Elle me regarda à travers ses larmes, furieuse. Elle était charmante ainsi. On aurait dit une petite fille à qui on a volé son goûter.

— Et tu te moques de moi, encore !

— Eh non, je ne me moque pas de toi, nigaude, dis-je en la prenant dans mes bras.

À vrai dire, j’étais bien embêté. Je ne savais vraiment que faire de cette môme. Ça m’ennuyait de la plaquer grossièrement, mais je ne pouvais sérieusement pas l’amener avec moi pour aller démolir le chef de la Milice catalane. On n’invite pas les femmes à une murder party.

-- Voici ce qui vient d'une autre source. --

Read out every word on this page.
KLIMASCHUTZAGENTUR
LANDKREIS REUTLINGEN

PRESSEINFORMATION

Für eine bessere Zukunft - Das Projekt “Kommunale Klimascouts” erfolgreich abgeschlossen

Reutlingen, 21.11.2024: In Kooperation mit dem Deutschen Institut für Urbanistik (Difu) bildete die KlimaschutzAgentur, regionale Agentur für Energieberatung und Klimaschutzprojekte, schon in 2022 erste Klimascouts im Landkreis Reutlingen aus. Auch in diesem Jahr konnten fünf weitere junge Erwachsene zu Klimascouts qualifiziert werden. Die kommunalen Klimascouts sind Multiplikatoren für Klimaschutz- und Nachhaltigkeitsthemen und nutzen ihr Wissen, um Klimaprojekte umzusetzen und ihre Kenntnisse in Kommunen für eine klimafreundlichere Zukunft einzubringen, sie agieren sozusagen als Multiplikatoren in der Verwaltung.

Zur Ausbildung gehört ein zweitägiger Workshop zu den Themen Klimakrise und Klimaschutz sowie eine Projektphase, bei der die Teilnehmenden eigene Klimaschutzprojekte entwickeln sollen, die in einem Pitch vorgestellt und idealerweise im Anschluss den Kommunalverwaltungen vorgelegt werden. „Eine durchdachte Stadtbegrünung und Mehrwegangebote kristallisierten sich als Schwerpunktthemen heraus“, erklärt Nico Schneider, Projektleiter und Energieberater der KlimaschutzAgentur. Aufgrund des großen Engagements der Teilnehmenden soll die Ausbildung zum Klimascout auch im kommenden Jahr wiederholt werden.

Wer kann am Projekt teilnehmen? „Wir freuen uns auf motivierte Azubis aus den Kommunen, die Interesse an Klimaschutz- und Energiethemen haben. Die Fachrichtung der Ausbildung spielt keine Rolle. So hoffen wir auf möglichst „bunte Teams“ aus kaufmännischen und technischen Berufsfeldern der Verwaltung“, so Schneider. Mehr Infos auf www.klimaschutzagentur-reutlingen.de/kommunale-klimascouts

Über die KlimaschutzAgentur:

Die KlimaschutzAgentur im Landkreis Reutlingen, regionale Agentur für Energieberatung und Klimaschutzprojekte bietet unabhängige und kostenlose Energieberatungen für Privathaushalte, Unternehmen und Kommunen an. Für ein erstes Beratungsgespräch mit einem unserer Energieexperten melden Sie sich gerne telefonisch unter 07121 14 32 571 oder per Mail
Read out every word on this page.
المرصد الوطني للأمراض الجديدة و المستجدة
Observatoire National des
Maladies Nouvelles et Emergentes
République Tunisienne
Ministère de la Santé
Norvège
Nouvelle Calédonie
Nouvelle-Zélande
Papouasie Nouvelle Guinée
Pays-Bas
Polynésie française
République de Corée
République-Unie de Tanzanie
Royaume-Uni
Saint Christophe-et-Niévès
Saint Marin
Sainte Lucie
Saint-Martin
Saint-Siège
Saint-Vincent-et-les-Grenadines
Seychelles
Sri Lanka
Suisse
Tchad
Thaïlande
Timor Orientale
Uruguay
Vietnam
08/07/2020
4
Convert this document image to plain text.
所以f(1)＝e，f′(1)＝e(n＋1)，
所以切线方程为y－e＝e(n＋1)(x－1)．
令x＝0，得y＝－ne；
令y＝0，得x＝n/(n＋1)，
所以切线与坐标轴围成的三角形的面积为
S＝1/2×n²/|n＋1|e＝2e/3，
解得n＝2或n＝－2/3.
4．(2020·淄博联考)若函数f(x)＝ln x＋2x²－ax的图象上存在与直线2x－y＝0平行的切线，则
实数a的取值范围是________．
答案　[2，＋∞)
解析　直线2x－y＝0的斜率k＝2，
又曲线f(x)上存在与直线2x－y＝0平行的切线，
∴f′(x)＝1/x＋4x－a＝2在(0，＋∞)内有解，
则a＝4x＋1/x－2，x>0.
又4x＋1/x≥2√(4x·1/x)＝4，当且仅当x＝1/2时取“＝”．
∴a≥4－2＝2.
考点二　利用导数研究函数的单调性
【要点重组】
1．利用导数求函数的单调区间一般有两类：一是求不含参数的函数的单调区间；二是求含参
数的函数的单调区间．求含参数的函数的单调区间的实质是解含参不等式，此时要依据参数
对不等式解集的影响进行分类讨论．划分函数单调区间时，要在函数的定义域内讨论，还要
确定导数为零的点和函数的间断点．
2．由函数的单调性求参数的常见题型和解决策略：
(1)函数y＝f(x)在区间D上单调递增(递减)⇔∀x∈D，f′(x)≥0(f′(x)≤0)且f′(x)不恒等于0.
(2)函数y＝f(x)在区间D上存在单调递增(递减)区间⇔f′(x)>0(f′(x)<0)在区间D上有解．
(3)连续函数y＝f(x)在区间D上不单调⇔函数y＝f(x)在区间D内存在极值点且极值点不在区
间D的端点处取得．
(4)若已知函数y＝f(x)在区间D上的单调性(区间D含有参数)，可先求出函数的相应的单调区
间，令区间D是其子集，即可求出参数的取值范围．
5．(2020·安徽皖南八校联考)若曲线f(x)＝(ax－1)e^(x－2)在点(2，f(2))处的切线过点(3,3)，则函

Pourtant, je sentais que je m’attachais à cette fille. Décidément, elle n’était pas comme celles que j’avais connues jusqu’à présent. Elle était différente au point que j’avais l’impression de connaître la femme pour la première fois.

— Écoute, dis-je, c’est très simple. Je dois aller à Perpignan tout de suite. Et je dois y aller seul. Mais je te jure que dans quelques jours je t’écrirai et que tu pourras venir me rejoindre.

Ça parut la calmer un peu, mais elle n’était qu’à moitié rassurée.

— On dit ça, hoqueta-t-elle.

— Je t’assure que ce ne sont pas des promesses en l’air. Je vais te le prouver. Tiens, dis-je en lui tendant la liasse de billets que le patron venait de me remettre. Ça te permettra de tenir le coup jusqu’à ce que t’écrive de venir. Tu pourras quand même vivre cinq ou six jours avec cinquante sacs, non ?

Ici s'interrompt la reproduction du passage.